Especially in the scrum following Vowles and Wilbraham cases, any Society referee is expected to blow immediately for collapses, 'FR pops', or any other safety related issue. If watched by an Advisor and I played advantage after a collapsed scrum at levels 7 downwards, I would expect to be 'hauled over the coals' and a safety question raised over my refereeing.

Account Deleted
28-11-05, 12:11
I am told that, here in Wales at least, at ALL levels there is NO discretion regarding Laws 20.3 (h) and (i) or 8.3 (d) & (e)

Wert Twacky
28-11-05, 18:11
I thought TS got it pretty much right on Saturday with the scrums. Remembering that what we are all watching is miles away from what we referee at the weekend - If the front rows have gone down, but the ball is readily available and the scrum half just needs a kick up the arse to play it, AND the official is happy there is no safety concern, why not tell the SH to play it?
Who wants re-set after re-set after re-set? It was obvious Aus were going to struggle like hell up front, and considering what happened when they went uncontested againt England, why play into their hands and bin a prop? The penalty try has to be considered surely?

Account Deleted
28-11-05, 18:11
I thought TS got it pretty much right on Saturday with the scrums. Remembering that what we are all watching is miles away from what we referee at the weekend - If the front rows have gone down, but the ball is readily available and the scrum half just needs a kick up the arse to play it, AND the official is happy there is no safety concern, why not tell the SH to play it?
Who wants re-set after re-set after re-set? It was obvious Aus were going to struggle like hell up front, and considering what happened when they went uncontested againt England, why play into their hands and bin a prop? The penalty try has to be considered surely?

So TS could tell running away from a scrum that the crumpled prop was ok could he? The Law allows no leeway Advantage must not be played.

No arguments about the PT at all re read what has been said.

Also no need to re-set. Ping the offender.

A question for you.
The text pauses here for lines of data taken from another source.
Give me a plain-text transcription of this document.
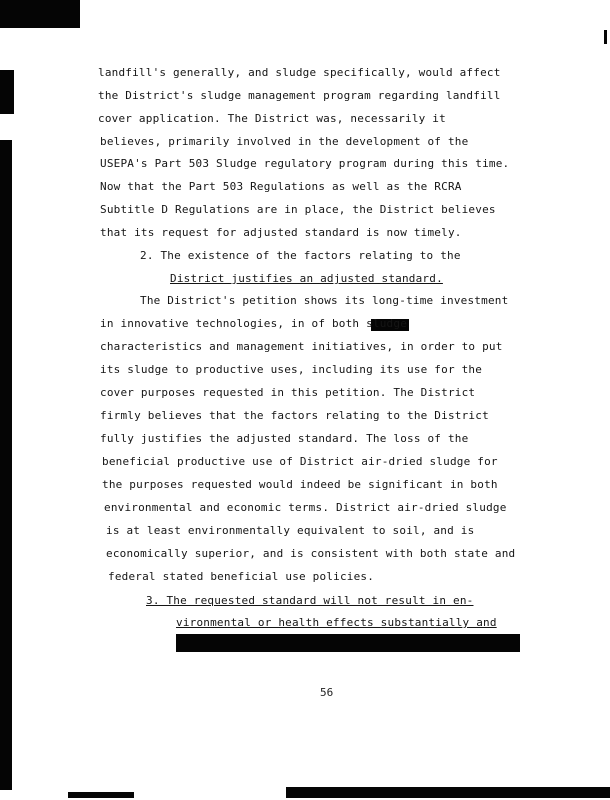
landfill's generally, and sludge specifically, would affect
the District's sludge management program regarding landfill
cover application. The District was, necessarily it
believes, primarily involved in the development of the
USEPA's Part 503 Sludge regulatory program during this time.
Now that the Part 503 Regulations as well as the RCRA
Subtitle D Regulations are in place, the District believes
that its request for adjusted standard is now timely.
2. The existence of the factors relating to the
District justifies an adjusted standard.
The District's petition shows its long-time investment
in innovative technologies, in of both sludge
characteristics and management initiatives, in order to put
its sludge to productive uses, including its use for the
cover purposes requested in this petition. The District
firmly believes that the factors relating to the District
fully justifies the adjusted standard. The loss of the
beneficial productive use of District air-dried sludge for
the purposes requested would indeed be significant in both
environmental and economic terms. District air-dried sludge
is at least environmentally equivalent to soil, and is
economically superior, and is consistent with both state and
federal stated beneficial use policies.
3. The requested standard will not result in en-
vironmental or health effects substantially and
56
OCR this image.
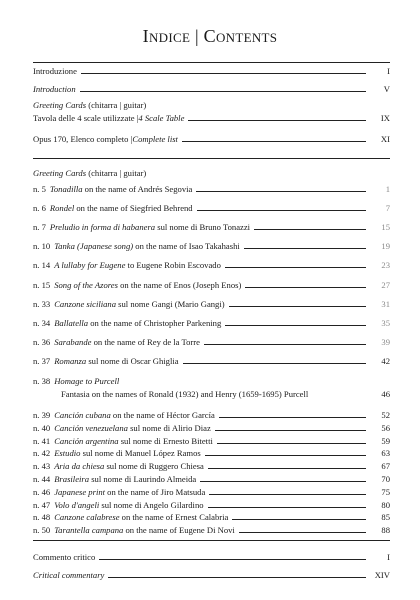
Indice | Contents
Introduzione	I
Introduction	V
Greeting Cards (chitarra | guitar)
Tavola delle 4 scale utilizzate | 4 Scale Table	IX
Opus 170, Elenco completo | Complete list	XI
Greeting Cards (chitarra | guitar)
n. 5 Tonadilla on the name of Andrés Segovia	1
n. 6 Rondel on the name of Siegfried Behrend	7
n. 7 Preludio in forma di habanera sul nome di Bruno Tonazzi	15
n. 10 Tanka (Japanese song) on the name of Isao Takahashi	19
n. 14 A lullaby for Eugene to Eugene Robin Escovado	23
n. 15 Song of the Azores on the name of Enos (Joseph Enos)	27
n. 33 Canzone siciliana sul nome Gangi (Mario Gangi)	31
n. 34 Ballatella on the name of Christopher Parkening	35
n. 36 Sarabande on the name of Rey de la Torre	39
n. 37 Romanza sul nome di Oscar Ghiglia	42
n. 38 Homage to Purcell
Fantasia on the names of Ronald (1932) and Henry (1659-1695) Purcell	46
n. 39 Canción cubana on the name of Héctor García	52
n. 40 Canción venezuelana sul nome di Alirio Diaz	56
n. 41 Canción argentina sul nome di Ernesto Bitetti	59
n. 42 Estudio sul nome di Manuel López Ramos	63
n. 43 Aria da chiesa sul nome di Ruggero Chiesa	67
n. 44 Brasileira sul nome di Laurindo Almeida	70
n. 46 Japanese print on the name of Jiro Matsuda	75
n. 47 Volo d'angeli sul nome di Angelo Gilardino	80
n. 48 Canzone calabrese on the name of Ernest Calabria	85
n. 50 Tarantella campana on the name of Eugene Di Novi	88
Commento critico	I
Critical commentary	XIV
Why do you think that the laws allow no leeway here and are written as MUST not should or may but MUST?

GazMaz
28-11-05, 23:11
Got to say having been bent double looking at the second row on numerous occasions in my playing time (I won't call it a career), that I appreciated the quick LOUD decisive whistle people knew to stop and no need to rush as that could make it worse, lucky I was a supple hooker, well that's what they all say I suppose.:D


SAFETY is paramount at whatever level.

Account Deleted
15-03-06, 08:03
A top English official, in the "Elite Referees unitt" has emailed me this reply:

"...Please be assured the safety of all players shall remain the Rugby Football Unions number one priority, and as such all match officials operating with the Elite Referee Unit receive regular ongoing specialist training with regard to the complex area of the scrum.

Our match officials are clearly aware of their responsibility to administer the “Laws of the Game” without any form of compromise especially in relationship to the scrum, where there is potentially a greater risk of injury compared to other phases of rugby.

The Elite Referee Unit is determined that their officials – particularly at the highest level – do not potentially put our players at risk of injury by failing to manage the game correctly or themselves through possible litigious actions.

Your comments are taken very seriously and are much appreciated; we shall continue to ensure “The Laws of the Game” are respectfully administered in a highly professional custom...."

Clearly TS and most others are ignoring the clear instructions from the top. It is also clear that there is NO indemnity against litigation.

I really hope no one is indured by a top ref failing in this duty of care. I also hope that any ref who ignores it can live with any fallout.